Image processing quality and robustness. In our study, liver extraction method achieve an accuracy (Dice measure) of approximately 30% wrt. manual annotation provided by IRCAD dataset (see Fig. 3). And visual appreciation of results from MRI data suggest that the quality of vascular reconstruction would be even worst. From previous observations, we may suppose that simulation based on such reconstructions will suffer from a lower outcome quality compared to the one we have obtained with IRCAD segmentations in this paper. However, we have to be aware that image-based quality measurement is not forced to be correlated to simulation performance measurement. And if we consider in-silico trial as the final goal of our work, digital blood flow assessment should be the best way to judge the quality of previous segmentation tasks. This is also related to the current concern about evaluating the reproducibility and robustness of image processing tasks, by considering more applications [9].
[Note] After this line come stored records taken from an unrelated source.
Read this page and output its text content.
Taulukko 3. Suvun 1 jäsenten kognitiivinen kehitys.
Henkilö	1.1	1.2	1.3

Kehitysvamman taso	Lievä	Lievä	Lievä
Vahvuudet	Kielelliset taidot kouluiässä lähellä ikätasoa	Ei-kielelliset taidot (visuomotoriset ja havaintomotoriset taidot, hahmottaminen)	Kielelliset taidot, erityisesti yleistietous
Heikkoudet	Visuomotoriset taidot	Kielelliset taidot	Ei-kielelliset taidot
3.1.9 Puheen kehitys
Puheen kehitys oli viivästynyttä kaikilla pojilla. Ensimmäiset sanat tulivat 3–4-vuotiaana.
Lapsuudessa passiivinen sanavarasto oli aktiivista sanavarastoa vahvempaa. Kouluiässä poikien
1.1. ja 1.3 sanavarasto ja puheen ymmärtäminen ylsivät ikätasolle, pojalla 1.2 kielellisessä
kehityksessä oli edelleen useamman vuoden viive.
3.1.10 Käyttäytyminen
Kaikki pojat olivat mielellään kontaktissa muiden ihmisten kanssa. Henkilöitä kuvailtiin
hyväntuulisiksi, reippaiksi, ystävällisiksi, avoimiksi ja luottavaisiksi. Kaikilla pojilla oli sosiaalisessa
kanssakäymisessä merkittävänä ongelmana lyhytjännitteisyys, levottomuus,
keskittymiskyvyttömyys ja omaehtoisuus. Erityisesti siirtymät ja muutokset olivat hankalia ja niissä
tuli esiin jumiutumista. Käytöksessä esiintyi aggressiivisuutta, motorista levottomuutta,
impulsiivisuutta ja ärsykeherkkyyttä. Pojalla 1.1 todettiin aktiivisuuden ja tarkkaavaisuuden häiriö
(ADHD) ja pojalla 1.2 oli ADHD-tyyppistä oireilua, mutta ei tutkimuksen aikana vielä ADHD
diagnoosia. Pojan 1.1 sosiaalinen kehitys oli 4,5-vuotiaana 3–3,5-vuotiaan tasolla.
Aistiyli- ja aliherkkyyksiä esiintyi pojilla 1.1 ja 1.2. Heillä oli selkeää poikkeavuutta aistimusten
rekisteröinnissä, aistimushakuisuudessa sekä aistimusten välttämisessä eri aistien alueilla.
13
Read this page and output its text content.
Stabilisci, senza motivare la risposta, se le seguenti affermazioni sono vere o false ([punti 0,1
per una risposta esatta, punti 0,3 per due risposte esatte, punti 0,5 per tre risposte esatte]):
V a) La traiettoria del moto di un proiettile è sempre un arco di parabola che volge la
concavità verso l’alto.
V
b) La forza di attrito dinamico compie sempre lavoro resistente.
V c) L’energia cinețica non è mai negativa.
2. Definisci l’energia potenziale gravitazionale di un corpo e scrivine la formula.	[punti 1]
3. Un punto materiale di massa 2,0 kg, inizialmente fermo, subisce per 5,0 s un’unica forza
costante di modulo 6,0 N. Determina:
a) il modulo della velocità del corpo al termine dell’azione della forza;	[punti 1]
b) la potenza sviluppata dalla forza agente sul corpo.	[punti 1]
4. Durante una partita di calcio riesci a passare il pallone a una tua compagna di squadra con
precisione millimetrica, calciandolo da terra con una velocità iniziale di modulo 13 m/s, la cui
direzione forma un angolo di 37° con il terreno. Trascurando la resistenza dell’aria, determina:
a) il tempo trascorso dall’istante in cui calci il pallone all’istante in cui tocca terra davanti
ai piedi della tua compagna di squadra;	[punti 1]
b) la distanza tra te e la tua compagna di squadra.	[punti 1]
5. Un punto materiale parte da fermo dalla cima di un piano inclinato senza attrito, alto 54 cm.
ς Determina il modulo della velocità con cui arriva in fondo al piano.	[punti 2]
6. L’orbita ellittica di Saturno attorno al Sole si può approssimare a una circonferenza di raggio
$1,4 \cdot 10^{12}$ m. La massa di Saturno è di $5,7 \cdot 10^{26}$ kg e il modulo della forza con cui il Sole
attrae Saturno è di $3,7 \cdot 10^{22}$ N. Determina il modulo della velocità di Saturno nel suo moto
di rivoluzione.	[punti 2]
Scalability, benchmarking and big data. In our pipeline, several operations have been produced by supervised manipulations: liver and vascular reconstruction, as exposed in Figs. 4 and 6 in CATIA, input/output labeling of vessels in Abaqus, etc. To be able to handle a large number of images (as our dataset of 39 MRI volumes, and even larger patient cohorts), automatic procedures should be developed. In this case, a first solution is to design home-made algorithms or use open-source solutions for volume reconstruction [6] and blood flow simulation [7]. Producing such automatic processes will also help in validating image processing tasks and the possible underlying models or atlases (as we propose in this article for the liver) for large amounts of data.